It seems like Linux is mostly marketed by word of mouth by Linux users, much like AmigaDOS and the Amiga was. When I tell some average person that I use Linux, they claim they have never heard of it before. I guess the marketing of Linux is being done towards computer professionals who already know what it is? That is if there is any at all. Sort of reminds me of the Amiga marketing, which was almost non-existant in the US. The most I saw of Amiga marketing was the magazine ad that appeared in Amiga magazines. They might have done better if they put magazine ads in non-Amiga magazines and got the word out to new customers that never heard of it before. No TV commercials that I saw, except for one that I think was the CD32 or something, their Game Console version of the Amiga done around the time Commodore was becoming a corpse and didn't know it yet.

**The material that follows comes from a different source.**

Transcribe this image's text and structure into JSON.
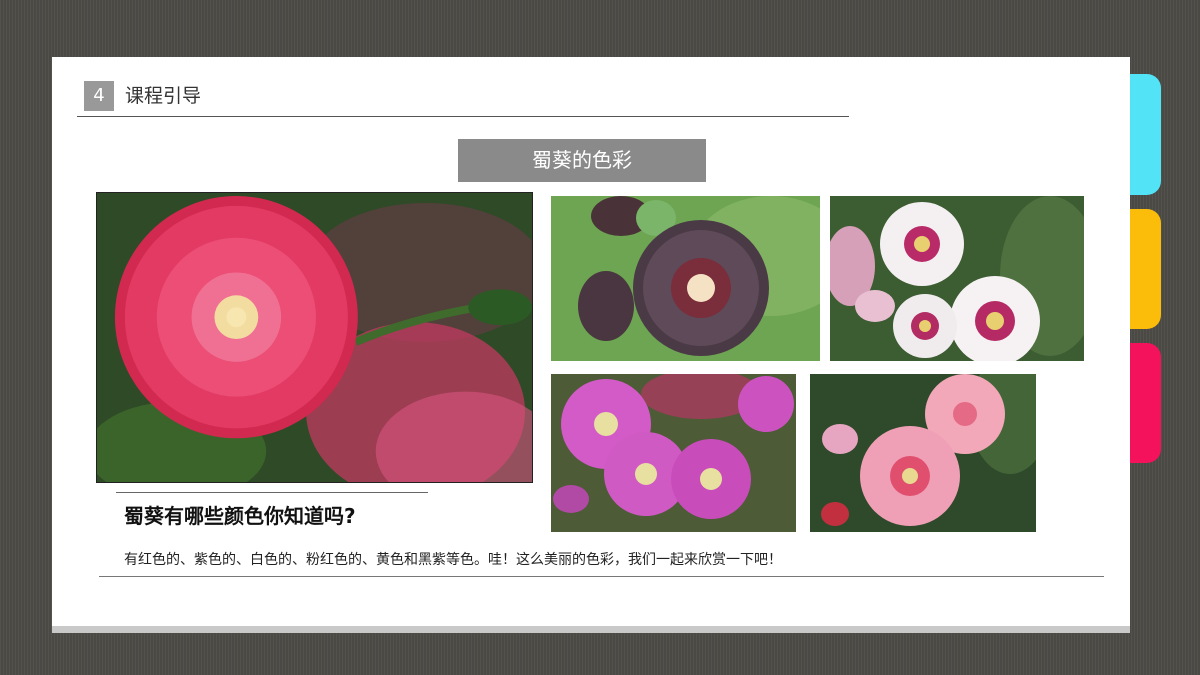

Rather than suffer the fate of the Amiga (I like Amigas, I own an Amiga 500 at home) and fall into a small market, I'd rather see more Linux marketing to get the word out to those who never heard of it before. About what it can do, what it costs next to other operating systems, and how it performs. Get out the old feature-chart and place it in magazines and newspapers. See if the Wall-Street Journal will run an advertisement with Linux stacked up against Windows 2000, Novell Netware, SCO Unix, Solaris and other network operating systems. Then add in MySQL, SAMBA, Apache/PHP, QMAIL, OpenOffice/StarOffice, Mozilla, Java, and other things.

Lattice C compiler, I remember that one from college. I remember they were just about the only decent C compiler for the Amiga, some of my C language classmates used it for C projects for our class. Too bad Lattice quit the C Language market, but I guess they felt that it was hard to compete with Borland, Microsoft, and many others.